Starbucks Corp., the world’s largest coffee-shop chain, raised beverage prices in the U.K., with lattes, cappuccinos and filter coffee going up for the first time in three years.
The price of filter coffee was increased 5 pence (8 cents), while lattes and hot chocolate were raised 10 pence, the company said in an e-mailed response to Bloomberg questions. Other beverage prices were boosted for the first time in two years. While milk and energy costs gained this year, arabica coffee futures dropped 28 percent in New York.
“The cost of doing business is going up, from wages to milk to energy, so our prices have to increase slightly,” the company said. “Coffee commodity costs historically comprise less than 10 percent of our overall store operating and occupancy expenses.”
Arabica coffee futures declined to the lowest in almost five years today on ample supplies from Brazil and Colombia, the biggest growers while cocoa climbed 22 percent.
European Union cow’s milk prices climbed 18 percent in September from a year earlier, according to farm organization LTO-Nederland.
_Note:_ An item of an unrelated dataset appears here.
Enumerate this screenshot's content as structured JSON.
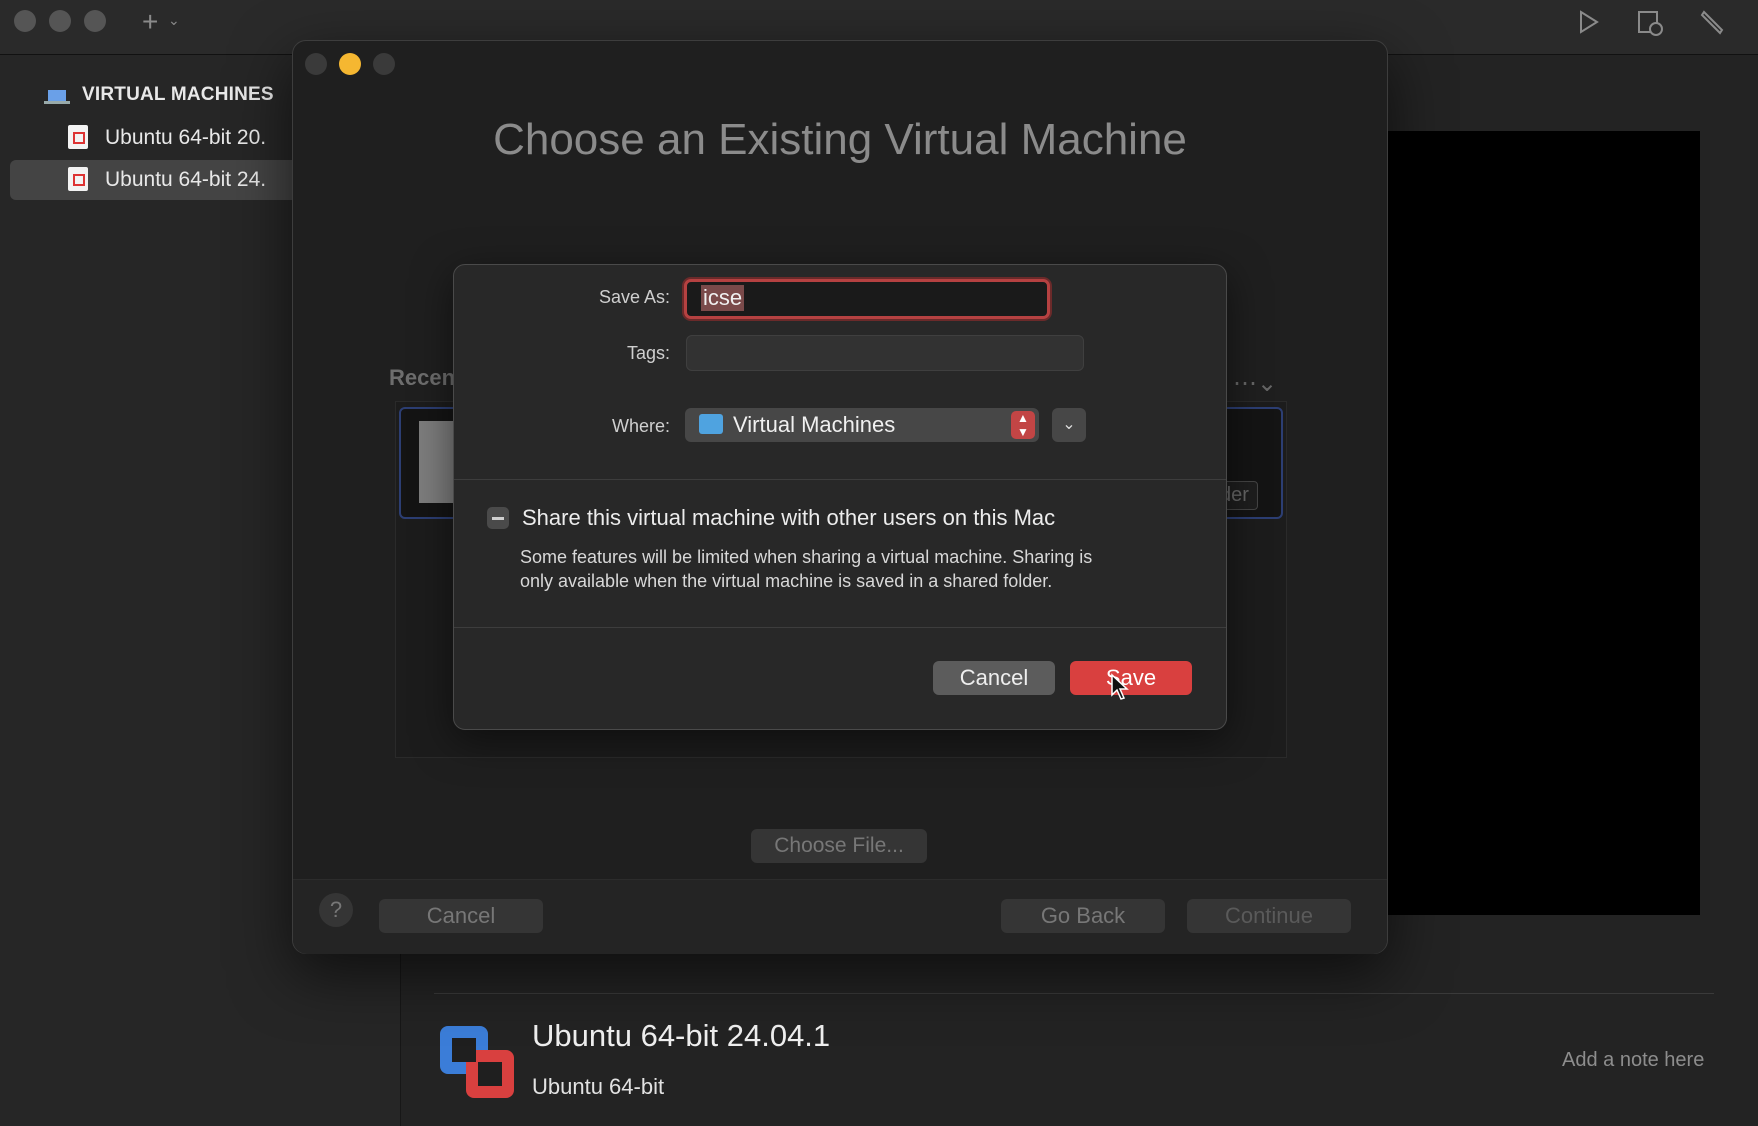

West Texas Intermediate oil gained 2.8 percent in New York this year.
Brazil’s coffee crop will be a record for a year in which trees enter the lower-yielding half of a two-year cycle, INTL FCStone Inc. said in a report e-mailed yesterday. Conditions for the development of next year’s harvest appear to be “good,” it said. Farmers in Colombia will reap 10.6 million to 10.8 million bags of coffee in 2013, exceeding a target of 10 million bags, the Colombian Coffee Growers Federation said. A bag of coffee weighs 132 pounds.
Starbucks also said it dropped an additional charge of 35 pence for soy milk, “bringing the price in line with our standard drinks.”